SA Airlink has lost its court bid to halt a crucial SAA creditors' meeting.
Image: Facebook/Dragonfly Africa

SA Airlink has lost its court bid to interdict the creditors’ meeting for SAA from proceeding on Thursday.

Airlink CEO Rodger Foster said the South Gauteng High Court, which heard the urgent application on Wednesday, dismissed the group’s case with costs because it felt the airline did not present a “compelling case of urgency”.

Foster said Airlink, which is one of SAA’s creditors, was “disappointed”. However, he said the company went into the case “knowing that it would be very difficult to prove urgency”.

“We were unsuccessful and we must move on.”  

SA Airlink is a regional airline that specialises in niche flights around the country and on the subcontinent.

The group had launched the court action because it felt that the business rescue favoured SAA’s shareholder to the detriment of other creditors.

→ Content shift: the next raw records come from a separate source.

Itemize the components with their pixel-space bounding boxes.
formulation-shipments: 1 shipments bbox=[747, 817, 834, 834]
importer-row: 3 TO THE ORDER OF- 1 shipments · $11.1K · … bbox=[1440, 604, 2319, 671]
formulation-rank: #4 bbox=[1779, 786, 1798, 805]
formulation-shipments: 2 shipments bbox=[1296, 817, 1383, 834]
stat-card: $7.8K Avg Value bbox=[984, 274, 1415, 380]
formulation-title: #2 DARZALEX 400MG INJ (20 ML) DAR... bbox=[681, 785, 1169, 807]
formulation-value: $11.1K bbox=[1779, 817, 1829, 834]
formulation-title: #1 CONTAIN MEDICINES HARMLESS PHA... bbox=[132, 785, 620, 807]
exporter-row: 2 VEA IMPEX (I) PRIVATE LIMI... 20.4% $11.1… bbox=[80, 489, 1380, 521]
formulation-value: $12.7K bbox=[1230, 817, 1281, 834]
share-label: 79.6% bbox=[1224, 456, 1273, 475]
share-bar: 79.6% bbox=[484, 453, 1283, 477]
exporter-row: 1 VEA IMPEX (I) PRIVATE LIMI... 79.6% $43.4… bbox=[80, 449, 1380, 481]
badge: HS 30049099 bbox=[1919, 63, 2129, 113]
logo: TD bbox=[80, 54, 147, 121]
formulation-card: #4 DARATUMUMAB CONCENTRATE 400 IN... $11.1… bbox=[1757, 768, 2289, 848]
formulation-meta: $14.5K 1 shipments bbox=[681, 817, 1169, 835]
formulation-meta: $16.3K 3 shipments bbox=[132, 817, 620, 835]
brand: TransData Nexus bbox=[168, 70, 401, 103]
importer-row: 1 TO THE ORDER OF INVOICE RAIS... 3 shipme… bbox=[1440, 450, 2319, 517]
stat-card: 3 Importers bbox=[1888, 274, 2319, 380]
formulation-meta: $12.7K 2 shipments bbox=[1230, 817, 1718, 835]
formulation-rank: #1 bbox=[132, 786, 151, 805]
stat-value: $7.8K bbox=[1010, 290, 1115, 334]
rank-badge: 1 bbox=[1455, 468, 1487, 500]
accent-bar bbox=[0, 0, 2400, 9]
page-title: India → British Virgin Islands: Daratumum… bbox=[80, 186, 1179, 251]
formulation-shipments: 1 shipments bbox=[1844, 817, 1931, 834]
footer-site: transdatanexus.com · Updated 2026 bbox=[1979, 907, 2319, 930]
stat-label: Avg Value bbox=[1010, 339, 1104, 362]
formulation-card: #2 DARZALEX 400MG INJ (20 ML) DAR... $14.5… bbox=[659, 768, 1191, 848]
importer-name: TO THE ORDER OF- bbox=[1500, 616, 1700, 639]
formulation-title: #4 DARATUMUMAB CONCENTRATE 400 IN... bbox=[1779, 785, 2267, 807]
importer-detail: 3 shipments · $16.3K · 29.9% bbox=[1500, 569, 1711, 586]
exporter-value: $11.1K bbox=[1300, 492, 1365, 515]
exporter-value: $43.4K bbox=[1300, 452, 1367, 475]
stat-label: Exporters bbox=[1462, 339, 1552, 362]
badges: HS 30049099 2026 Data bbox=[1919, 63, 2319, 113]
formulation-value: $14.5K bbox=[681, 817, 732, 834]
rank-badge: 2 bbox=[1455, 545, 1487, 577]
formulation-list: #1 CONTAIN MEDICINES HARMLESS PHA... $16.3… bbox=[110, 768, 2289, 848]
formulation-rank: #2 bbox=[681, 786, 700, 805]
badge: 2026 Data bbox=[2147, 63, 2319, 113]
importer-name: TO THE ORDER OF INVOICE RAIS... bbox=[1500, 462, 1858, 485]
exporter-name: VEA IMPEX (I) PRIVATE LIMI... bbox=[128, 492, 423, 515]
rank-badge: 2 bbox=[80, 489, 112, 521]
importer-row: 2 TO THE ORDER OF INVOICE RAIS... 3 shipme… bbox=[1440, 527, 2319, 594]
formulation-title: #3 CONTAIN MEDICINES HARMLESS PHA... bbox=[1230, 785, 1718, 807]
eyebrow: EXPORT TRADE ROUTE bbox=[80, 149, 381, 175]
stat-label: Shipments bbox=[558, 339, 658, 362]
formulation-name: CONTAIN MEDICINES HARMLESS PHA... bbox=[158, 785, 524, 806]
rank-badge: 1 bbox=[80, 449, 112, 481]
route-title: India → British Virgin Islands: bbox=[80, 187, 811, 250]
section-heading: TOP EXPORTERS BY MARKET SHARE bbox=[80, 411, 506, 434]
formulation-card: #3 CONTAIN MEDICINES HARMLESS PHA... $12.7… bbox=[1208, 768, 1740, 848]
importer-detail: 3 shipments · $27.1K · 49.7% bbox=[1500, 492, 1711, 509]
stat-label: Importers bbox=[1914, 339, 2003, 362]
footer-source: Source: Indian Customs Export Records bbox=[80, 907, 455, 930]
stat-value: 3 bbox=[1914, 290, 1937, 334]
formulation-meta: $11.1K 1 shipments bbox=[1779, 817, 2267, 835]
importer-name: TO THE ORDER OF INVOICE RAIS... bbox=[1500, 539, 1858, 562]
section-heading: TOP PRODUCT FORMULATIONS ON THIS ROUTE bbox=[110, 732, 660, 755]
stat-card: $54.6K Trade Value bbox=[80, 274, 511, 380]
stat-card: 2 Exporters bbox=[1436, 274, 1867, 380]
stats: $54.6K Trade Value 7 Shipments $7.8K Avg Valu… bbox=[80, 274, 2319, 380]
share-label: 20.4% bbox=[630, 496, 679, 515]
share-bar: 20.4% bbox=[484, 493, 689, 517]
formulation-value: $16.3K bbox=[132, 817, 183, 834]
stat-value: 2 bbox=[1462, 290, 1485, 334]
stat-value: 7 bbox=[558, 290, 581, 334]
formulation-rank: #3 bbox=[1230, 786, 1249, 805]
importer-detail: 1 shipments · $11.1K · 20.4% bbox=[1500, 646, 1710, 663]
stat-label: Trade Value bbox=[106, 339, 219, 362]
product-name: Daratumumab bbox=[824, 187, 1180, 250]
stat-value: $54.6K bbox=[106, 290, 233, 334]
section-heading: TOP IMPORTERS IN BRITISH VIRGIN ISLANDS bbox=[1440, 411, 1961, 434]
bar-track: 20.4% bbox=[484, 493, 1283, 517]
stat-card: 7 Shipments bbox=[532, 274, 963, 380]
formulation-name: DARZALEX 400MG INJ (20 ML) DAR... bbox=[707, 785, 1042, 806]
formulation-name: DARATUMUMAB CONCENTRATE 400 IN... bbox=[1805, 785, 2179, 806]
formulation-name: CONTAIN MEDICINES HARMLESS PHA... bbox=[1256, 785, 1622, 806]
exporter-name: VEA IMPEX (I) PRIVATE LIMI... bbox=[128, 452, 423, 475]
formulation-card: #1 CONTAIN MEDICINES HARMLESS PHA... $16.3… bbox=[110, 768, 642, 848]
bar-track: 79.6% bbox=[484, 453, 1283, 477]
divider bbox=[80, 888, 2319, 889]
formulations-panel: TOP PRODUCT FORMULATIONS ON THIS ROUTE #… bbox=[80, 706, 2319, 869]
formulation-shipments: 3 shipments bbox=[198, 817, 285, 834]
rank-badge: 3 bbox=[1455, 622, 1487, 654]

It wanted to stop the rescue process and for the state-owned airline to be placed in provisional liquidation.

Foster said all Airlink had wanted was the “fair treatment” of all creditors and that when SAA’s business rescue practitioners had not been “forthcoming with information” requested by it, “we became aggrieved”.

“We felt the business rescue practitioners were steamrolling ahead with the process, even though they hadn’t  supplied answers to the questions we asked along with other creditors," he said.

The practitioners were not immediately available for comment.

The public enterprises department welcomed the ruling, saying in a statement it "hopes there will be no further delays to vote on the plan, which could result in the formation of a sustainable, competitive airline that provides integrated domestic, regional and international flight services".

The department said it believed a "positive vote to finalise the business rescue process would be the most expeditious option" for SAA.